“A Berlusconi dico ‘auguri’. Mi sfida?, francamente non vedo l’ora”. Pier Luigi Bersani sceglie Tripoli come prima tappa della sua prima uscita da candidato premier del centrosinistra dopo l’investitura alle primarie. E dalla capitale libica del post-Gheddafi accetta il duello che Silvio Berlusconi sembra intenzionato a proporgli: sfidarsi alle prossime elezioni politiche di primavera per guidare il governo dell’Italia. Nell’ennesima giornata di caos al Senato sulla legge elettorale, inoltre, Bersani chiede al centrodestra una parola chiara sulla riforma e stoppa le richieste del Pdl sull’election day.
A Tripoli il segretario del Pd si presta ad un vero e proprio tour de force ‘diplomatico’, in poche ore incontra le diverse anime della politica e delle istituzioni di un Paese ancora alla ricerca di un equilibrio dopo la sanguinosa rivoluzione che ha messo fine a 40 anni di regime. Bersani vede il capo provvisorio dello Stato e presidente del congresso Mohamed Mgarief, il ministro della cooperazione del nuovo governo e due leader politici di primo piano, tra cui l’esponente dei Fratelli musulmani. Infine una delegazione di parlamentari donne, elette al congresso nelle prime elezioni libere del paese. A tutti Bersani si presenta ricordando il netto risultato ottenuto domenica e si accredita come premier in pectore del nuovo governo italiano che uscira’ dalle urne. “Il partito e lo schieramento che rappresento – dice il numero uno del Pd – sono particolarmente vicini alla rivoluzione libica. E dal prossimo governo ci sara’ un disponibilita’ ancora piu’ forte e una collaborazione maggiore. Qui c’e’ tantissimo da fare, il cambiamento e’ grande e questo mondo e’ in evoluzione. Ci si chiede che l’italia ci sia e l’Italia deve esserci”.
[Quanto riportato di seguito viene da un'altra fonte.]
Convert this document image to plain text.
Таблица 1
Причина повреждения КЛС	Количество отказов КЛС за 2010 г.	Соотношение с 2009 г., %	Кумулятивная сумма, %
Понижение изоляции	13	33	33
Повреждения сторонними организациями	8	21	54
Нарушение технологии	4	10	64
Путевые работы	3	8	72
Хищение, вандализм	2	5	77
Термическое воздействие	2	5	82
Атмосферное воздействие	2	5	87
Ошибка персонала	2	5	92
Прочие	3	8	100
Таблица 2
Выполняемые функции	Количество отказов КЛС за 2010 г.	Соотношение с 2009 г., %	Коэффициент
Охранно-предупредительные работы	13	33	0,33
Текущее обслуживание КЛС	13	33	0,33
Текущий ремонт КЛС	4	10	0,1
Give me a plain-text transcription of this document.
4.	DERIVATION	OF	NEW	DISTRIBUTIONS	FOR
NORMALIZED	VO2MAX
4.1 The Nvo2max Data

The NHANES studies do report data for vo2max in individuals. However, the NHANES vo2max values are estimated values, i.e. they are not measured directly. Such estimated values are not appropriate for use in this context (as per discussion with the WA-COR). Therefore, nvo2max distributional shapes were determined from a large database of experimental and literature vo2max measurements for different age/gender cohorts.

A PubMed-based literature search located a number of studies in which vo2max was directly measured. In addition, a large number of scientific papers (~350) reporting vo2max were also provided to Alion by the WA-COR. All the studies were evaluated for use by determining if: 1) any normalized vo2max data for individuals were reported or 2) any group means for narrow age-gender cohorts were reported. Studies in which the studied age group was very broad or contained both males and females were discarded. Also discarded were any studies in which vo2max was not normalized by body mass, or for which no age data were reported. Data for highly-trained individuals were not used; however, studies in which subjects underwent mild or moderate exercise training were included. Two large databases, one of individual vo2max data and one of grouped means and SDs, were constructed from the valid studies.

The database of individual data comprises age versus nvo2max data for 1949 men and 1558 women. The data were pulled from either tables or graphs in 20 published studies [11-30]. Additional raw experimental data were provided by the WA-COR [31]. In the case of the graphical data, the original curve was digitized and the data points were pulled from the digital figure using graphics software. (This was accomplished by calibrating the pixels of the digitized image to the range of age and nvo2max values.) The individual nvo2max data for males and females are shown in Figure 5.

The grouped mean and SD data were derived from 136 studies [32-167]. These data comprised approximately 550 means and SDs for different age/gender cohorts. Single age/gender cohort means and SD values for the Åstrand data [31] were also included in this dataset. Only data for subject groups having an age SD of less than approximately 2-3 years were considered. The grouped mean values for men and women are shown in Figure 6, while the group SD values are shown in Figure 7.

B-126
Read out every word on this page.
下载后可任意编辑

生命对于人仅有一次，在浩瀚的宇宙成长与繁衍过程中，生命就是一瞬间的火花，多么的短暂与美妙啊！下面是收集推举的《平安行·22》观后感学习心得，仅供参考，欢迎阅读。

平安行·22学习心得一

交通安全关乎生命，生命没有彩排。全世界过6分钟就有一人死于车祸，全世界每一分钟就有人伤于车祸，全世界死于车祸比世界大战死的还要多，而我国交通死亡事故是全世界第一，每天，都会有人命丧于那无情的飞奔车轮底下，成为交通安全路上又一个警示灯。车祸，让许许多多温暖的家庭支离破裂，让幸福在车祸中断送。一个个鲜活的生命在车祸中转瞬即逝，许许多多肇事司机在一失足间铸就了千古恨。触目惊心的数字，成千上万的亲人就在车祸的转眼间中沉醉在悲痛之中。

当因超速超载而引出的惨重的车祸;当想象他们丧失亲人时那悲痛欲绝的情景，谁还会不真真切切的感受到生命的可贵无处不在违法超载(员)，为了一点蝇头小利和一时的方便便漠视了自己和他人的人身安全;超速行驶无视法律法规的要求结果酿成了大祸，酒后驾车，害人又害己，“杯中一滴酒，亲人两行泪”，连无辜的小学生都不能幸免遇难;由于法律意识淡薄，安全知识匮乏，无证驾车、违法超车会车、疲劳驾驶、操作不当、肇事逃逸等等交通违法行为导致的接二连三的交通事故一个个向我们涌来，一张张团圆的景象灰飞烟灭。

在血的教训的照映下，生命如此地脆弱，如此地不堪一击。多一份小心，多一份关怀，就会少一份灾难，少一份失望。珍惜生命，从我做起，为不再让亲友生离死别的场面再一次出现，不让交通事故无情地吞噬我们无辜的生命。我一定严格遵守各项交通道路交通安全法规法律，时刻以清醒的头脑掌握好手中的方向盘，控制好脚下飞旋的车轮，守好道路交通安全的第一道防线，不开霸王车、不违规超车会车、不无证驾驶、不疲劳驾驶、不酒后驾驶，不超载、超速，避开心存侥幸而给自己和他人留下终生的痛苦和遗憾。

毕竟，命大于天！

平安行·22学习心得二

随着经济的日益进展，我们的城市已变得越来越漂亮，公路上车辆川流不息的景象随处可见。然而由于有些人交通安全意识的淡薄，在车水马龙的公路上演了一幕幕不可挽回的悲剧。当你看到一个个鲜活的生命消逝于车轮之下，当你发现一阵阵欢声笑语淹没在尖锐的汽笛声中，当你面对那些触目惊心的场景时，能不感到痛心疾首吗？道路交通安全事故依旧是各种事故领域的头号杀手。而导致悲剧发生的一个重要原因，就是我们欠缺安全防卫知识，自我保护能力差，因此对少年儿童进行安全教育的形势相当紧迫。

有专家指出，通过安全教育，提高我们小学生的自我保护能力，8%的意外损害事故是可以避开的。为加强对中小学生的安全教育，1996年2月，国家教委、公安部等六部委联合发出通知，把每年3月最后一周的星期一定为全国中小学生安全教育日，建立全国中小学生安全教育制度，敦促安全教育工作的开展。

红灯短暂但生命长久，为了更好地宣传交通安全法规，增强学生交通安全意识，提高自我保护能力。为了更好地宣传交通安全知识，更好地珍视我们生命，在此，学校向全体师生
Bersani ripete piu’ volte la necessita’ che il nostro paese recuperi un ruolo centrale nel Mediterraneo e auspica un confronto “piu’ serio di quanto non sia stato fino ad oggi” sulla politica estera. Ma non si sottrae alle domande dei cronisti sulle cose italiane, a cominciare dalla sfida lanciata dall’ex premier che in molti danno intenzionato a ridiscendere in campo per arginare la presa del potere da parte dei ‘comunisti’. “Auguri – replica Bersani – se questa e’ la sfida, non vedo l’ora”. Ma il numero uno del Nazareno polemizza apertamente con il centrodestra, respinge le richieste del Pdl sull’election day e chiede chiarezza sulla riforma della legge elettorale, che non a caso nel corso della giornata tornera’ ad impantanarsi a palazzo Madama. La riforma del sistema di voto e’ uno dei principali punti dell’agenda, dice Bersani, ma “il pdl dica una parola chiara, dica cosa vuole, perche’ alla ventesima proposta ancora non lo abbiamo capito”. No secco invece all’election day,soprattutto se questi significa anticipare di due mesi la scadenza naturale della legislatura. “A febbraio si vota nel Lazio – dice Bersani – il Pdl cosa vuole, che si anticipi il voto delle politiche a quella data? Lo dica chiaramente. Noi non siamo di questa opinione”.
Ma 48 ore dopo le primarie i giornalisti chiedono a Bersani che Pd sara’ quello uscito dall’esperienza della consultazione popolare. “Un partito che non e’ proprieta’ di nessuno – risponde Bersani – ne’ mio ne’ di renzi. Non ci sono i voti di renzi o quelli di bersani, c’e’ un grande collettivo aperto e plurale che lavorera’ insieme in un rapporto di fraternita’ e di amicizia”. Nessun ticket con il sindaco di Firenze, dunque? “Io non pretendo il monopolio del Pd, ma nemmeno che ci sia un duopolio. Siamo troppo abituati all’imperatore e all’uomo solo al comando – ripete – ma noi faremo il contrario dimostrando che non c’e’ un’alternativa tra discutere e decidere”. In settimana intanto, annuncia Bersani, il primo incontro “importante” dopo la vittoria alle primarie sara’ con il presidente del Consiglio, Mario Monti, “per vedere i temi di Governo”. Subito dopo l’esito del voto per le primarie “mi ha chiamato al telefono con una tempistica eccezionale – ripete il segretario del Pd – il primo incontro importante sara’ con lui”.